Syriens Opposition bleibt auf der Straße

SYRIEN Wieder demonstrieren tausende Syrer in verschiedenen Städten des Landes gegen das Regime von Präsident Assad. Über 11.000 Menschen sind vor dem anrückenden Militär in die Türkei geflohen

AMMAN/GÜVECCI rtr | Trotz einer massiven Militäroffensive haben in Syrien erneut zehntausende Bürger gegen die Herrschaft von Präsident Baschar al-Assad demonstriert. Nach Berichten von Menschenrechtsaktivisten und Augenzeugen kam es nach den Freitagsgebeten wieder in mehreren Städten zu Massenprotesten.

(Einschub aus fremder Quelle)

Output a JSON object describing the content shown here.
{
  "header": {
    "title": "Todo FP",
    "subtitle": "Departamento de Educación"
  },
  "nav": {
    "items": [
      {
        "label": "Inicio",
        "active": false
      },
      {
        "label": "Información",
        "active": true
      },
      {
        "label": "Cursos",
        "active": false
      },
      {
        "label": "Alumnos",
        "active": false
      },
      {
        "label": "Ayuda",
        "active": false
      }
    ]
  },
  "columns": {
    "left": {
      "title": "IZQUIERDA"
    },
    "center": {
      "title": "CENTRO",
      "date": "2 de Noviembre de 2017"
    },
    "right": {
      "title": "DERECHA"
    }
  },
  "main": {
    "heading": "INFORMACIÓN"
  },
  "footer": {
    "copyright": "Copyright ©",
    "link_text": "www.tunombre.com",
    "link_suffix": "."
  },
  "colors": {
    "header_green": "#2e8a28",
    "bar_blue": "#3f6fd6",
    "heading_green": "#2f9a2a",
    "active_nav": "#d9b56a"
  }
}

Dabei sollen Sicherheitskräfte mindestens einen Demonstranten in der Stadt Kiswa nahe der Hauptstadt Damaskus erschossen haben. Unterdessen ebbt der Flüchtlingsstrom in die Türkei nicht ab. Die EU verschärfte zudem ihre Sanktionen gegen die syrische Führung und verhängte dabei auch Strafmaßnahmen gegen drei ranghohe Mitglieder der iranischen Revolutionsgarde, die das Vorgehen der syrischen Führung aktiv unterstützt haben sollen. Außerdem fordert die EU weiterhin eine Verurteilung Syriens durch den Sicherheitsrat.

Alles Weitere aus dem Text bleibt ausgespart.